A Agência Mundial Antidoping (AMA) revelou que as autoridades antidoping norte-americanas permitiram que, a partir de 2011, vários atletas apanhados a violar as regras de doping continuassem a competir. A justificação dada foi a de que estes atletas serviriam como ‘denunciantes’ de outros colegas infratores. A AMA considera que esta estratégia não é permitida ao abrigo do código internacional, e defende que os atletas dopados devem ser impedidos de competir e de, eventualmente, ganharem prémios e medalhas. Mas a Agência Antidoping dos Estados Unidos tem outro entendimento e diz que a tática já foi útil no passado, numa investigação sobre tráfico de seres humanos e de drogas.  

Os Estados Unidos permitiram que vários atletas apanhados com doping entre 2011 e 2014 continuassem a competir sem ser alvo de qualquer processo de contraordenação  – um “esquema” que a Agência Mundial Antidoping (AMA) condena, e diz ameaçar a “integridade da competição desportiva”.  Em contrapartida, os ‘infratores’ teriam de agir como infiltrados e denunciar outros atletas que também violassem as regras de doping à agência antidoping norte-americana (USADA, na sigla em inglês).
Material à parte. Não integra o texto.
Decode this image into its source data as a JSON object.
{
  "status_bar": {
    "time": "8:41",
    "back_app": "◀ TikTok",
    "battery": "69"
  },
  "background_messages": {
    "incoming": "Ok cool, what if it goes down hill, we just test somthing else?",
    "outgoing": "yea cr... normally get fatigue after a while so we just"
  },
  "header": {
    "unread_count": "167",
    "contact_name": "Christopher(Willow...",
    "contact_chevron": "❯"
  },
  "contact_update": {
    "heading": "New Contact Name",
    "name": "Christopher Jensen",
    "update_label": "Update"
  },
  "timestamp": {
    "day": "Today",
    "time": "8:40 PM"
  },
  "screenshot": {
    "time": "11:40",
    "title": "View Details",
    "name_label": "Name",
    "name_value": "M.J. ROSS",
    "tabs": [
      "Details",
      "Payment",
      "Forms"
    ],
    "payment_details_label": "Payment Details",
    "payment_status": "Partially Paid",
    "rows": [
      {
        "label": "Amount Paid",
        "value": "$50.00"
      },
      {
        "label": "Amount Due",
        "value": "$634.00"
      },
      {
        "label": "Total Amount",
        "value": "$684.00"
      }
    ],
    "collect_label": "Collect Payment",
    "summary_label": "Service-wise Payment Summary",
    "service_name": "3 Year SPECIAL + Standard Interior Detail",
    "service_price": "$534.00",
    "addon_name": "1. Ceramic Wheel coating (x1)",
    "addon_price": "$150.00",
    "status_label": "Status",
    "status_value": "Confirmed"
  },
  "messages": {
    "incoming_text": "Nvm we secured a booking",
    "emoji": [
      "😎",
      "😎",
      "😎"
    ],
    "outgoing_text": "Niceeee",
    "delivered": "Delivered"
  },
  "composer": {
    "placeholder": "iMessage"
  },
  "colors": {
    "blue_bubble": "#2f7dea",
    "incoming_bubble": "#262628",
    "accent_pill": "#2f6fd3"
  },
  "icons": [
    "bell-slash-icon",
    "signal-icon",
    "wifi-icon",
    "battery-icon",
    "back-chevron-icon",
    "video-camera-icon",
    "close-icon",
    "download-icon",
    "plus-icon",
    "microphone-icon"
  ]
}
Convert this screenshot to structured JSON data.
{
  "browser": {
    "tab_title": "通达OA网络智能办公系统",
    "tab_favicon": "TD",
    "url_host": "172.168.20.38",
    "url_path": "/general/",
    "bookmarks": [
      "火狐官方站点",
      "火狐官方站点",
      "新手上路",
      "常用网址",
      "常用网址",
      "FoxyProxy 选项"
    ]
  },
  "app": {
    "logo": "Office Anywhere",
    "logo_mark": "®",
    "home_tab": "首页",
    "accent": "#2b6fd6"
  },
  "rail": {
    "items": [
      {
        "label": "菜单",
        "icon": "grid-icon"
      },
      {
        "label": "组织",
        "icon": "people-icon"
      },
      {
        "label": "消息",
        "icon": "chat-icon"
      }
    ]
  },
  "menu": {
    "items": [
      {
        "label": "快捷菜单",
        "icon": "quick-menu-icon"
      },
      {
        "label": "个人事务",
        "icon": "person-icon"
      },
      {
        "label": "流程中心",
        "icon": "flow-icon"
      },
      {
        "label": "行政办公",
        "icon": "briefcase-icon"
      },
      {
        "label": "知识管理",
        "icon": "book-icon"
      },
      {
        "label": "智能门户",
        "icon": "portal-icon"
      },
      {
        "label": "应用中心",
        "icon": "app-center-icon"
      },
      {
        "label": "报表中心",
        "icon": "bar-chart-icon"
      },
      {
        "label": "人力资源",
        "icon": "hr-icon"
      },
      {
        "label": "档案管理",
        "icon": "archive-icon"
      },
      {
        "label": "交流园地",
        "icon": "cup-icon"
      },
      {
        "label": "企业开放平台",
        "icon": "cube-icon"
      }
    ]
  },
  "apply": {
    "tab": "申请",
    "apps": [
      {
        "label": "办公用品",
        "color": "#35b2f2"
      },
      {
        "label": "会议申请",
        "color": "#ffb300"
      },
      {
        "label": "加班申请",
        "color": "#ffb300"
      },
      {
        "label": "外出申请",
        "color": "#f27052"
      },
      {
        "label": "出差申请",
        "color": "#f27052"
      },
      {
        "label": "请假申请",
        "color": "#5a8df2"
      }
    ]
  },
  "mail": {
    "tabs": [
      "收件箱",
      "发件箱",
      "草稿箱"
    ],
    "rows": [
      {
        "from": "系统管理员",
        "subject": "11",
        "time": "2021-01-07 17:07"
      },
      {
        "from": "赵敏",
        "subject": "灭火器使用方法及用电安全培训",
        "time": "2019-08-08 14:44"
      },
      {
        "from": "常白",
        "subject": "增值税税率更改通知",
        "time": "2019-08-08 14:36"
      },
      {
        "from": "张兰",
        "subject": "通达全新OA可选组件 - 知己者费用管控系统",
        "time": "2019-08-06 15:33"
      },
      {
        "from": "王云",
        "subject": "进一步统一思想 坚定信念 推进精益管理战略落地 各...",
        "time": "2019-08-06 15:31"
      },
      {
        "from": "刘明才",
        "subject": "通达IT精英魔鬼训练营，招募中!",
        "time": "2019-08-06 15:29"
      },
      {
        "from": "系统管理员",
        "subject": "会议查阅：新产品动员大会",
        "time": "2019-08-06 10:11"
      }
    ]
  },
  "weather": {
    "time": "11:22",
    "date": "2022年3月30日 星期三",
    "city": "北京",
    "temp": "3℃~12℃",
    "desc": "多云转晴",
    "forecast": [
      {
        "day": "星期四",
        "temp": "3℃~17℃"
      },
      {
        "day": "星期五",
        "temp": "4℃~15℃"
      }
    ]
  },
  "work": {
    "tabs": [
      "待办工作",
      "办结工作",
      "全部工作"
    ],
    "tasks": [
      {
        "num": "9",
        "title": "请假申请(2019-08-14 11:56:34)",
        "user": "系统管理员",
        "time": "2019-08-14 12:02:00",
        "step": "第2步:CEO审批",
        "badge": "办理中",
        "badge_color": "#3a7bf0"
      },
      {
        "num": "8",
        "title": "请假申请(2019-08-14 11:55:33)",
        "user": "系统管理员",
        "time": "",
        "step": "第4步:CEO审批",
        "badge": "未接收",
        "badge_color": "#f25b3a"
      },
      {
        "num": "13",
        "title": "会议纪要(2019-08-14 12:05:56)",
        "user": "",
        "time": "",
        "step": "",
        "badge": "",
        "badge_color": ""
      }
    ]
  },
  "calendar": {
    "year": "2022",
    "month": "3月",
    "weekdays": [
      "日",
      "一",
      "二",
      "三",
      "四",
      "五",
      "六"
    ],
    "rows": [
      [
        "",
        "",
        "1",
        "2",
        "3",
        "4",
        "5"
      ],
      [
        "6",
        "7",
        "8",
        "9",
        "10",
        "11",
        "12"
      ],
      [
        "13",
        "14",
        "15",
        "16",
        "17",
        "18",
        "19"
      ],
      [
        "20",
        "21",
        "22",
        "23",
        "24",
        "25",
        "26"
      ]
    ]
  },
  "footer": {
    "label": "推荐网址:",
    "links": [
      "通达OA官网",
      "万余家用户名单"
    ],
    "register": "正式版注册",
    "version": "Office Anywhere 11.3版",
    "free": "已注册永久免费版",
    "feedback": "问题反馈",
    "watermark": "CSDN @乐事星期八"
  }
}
Foi a Reuters que expôs a polémica ‘estratégia’, tendo a AMA emitido depois um comunicado, no qual critica as autoridades americanas por infringirem o código anti-doping mundial – que determina a suspensão imediata dos atletas e a aplicação de sanções.  

“A Agência Mundial Antidoping (AMA) tem agora conhecimento de pelo menos três casos em que atletas que cometeram graves violações das regras antidopagem foram autorizados a continuar a competir durante anos enquanto atuavam como agentes infiltrados para a USADA, sem que esta notificasse a AMA e sem que houvesse qualquer disposição que permitisse tal prática ao abrigo do código (global) ou das próprias regras da USADA”, confirmou à autoridade antidoping, em declarações à Reuters. 

Os três atletas em causa já estarão reformados, e a AMA preferiu não os identificar por questões de segurança. Também devido a preocupações com a segurança dos atletas, a AMA nunca interpôs nenhum processo para reverter os resultados após ter tido conhecimento dos casos, por considerar que estariam em risco depois de terem ‘trabalhado’ como delatores. 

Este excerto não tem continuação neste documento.